简体   繁体   English

scipy.sparse.hstack(([1],[2])) - >“ValueError:blocks必须是2-D”。 为什么?

[英]scipy.sparse.hstack(([1], [2])) -> “ValueError: blocks must be 2-D”. Why?

scipy.sparse.hstack((1, [2])) and scipy.sparse.hstack((1, [2])) work well, but not scipy.sparse.hstack(([1], [2])) . scipy.sparse.hstack((1, [2]))scipy.sparse.hstack((1, [2]))良好,但不是scipy.sparse.hstack(([1], [2])) Why is this the case? 为什么会这样?

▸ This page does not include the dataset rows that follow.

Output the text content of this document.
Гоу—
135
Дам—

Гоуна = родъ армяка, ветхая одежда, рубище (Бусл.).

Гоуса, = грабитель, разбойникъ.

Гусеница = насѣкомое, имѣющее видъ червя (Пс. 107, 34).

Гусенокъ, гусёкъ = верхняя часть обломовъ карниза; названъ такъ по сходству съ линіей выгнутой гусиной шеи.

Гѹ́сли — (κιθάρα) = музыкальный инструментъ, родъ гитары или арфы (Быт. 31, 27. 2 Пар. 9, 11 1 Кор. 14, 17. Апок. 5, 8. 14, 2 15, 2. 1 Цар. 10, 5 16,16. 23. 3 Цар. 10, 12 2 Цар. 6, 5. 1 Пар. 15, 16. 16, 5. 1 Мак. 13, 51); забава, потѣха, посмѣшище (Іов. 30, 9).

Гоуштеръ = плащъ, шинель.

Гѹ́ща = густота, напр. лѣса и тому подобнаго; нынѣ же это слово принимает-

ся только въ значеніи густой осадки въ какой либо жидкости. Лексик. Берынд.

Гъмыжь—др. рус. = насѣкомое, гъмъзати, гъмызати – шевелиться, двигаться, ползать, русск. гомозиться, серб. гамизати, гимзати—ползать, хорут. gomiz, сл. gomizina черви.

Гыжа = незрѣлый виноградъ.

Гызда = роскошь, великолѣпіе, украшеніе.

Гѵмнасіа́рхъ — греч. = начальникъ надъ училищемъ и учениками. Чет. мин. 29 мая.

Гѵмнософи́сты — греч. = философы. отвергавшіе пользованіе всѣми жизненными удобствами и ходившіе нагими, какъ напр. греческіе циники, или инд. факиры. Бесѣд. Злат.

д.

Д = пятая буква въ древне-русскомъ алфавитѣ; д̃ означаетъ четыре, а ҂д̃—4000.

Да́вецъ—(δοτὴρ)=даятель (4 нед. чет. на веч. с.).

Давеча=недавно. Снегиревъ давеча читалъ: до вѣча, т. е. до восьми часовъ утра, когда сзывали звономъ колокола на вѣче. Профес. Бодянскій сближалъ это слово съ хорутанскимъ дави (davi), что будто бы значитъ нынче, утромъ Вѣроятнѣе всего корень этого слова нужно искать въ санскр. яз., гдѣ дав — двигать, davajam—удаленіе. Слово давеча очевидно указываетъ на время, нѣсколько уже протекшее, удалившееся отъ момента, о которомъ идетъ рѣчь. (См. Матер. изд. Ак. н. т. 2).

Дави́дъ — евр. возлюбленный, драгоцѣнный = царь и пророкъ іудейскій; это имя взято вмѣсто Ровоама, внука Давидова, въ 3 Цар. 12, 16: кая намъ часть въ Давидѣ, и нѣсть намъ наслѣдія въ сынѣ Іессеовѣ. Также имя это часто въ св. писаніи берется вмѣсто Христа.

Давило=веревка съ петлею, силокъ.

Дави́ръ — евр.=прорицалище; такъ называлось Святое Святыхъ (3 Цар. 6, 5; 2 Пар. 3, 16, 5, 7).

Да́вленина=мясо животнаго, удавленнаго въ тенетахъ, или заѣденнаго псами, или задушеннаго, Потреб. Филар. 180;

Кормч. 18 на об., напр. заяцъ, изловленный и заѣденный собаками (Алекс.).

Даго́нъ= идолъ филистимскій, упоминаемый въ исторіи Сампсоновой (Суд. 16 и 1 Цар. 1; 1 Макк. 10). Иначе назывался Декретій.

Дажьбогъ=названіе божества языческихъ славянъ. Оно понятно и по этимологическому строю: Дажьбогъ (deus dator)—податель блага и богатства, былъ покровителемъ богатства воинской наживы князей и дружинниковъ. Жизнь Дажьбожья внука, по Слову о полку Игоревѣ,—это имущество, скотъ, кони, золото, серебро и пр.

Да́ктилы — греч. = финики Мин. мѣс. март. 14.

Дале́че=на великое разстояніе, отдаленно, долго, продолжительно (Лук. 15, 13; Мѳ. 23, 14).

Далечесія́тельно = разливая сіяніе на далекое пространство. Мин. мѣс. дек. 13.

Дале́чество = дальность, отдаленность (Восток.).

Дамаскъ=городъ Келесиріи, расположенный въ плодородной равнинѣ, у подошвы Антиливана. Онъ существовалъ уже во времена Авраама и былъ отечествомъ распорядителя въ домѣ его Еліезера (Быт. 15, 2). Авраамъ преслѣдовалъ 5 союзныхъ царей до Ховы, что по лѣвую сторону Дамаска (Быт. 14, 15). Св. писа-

Here is a trace of what's happening on my system: 以下是我系统上发生的情况:


C:\Anaconda>python
Python 2.7.10 |Anaconda 2.3.0 (64-bit)| (default, May 28 2015, 16:44:52) [MSC v.
1500 64 bit (AMD64)] on win32
>>> import scipy.sparse
>>> scipy.sparse.hstack((1, [2]))
<1x2 sparse matrix of type '<type 'numpy.int32'>'
        with 2 stored elements in COOrdinate format>
>>> scipy.sparse.hstack((1, 2))
<1x2 sparse matrix of type '<type 'numpy.int32'>'
        with 2 stored elements in COOrdinate format>
>>> scipy.sparse.hstack(([1], [2]))
Traceback (most recent call last):
  File "<stdin>", line 1, in <module>
  File "C:\Anaconda\lib\site-packages\scipy\sparse\construct.py", line 456, in h
stack
    return bmat([blocks], format=format, dtype=dtype)
  File "C:\Anaconda\lib\site-packages\scipy\sparse\construct.py", line 539, in b
mat
    raise ValueError('blocks must be 2-D')
ValueError: blocks must be 2-D
>>> scipy.version.full_version
'0.16.0'
>>>

In the first case of scipy.sparse.hstack((1, [2])) , the number 1 is interpreted as a scalar value and the number 2 is interpreted as a dense matrix, and so when you combine these two things together, the data types are coerced so that they are both scalars and you can combine this with scipy.sparse.hstack normally. scipy.sparse.hstack((1, [2]))的第一种情况下,数字1被解释为标量值,数字2被解释为密集矩阵,所以当你将这两个东西组合在一起时,数据类型是强制的,因此它们都是标量,你可以正常地将它与scipy.sparse.hstack结合起来。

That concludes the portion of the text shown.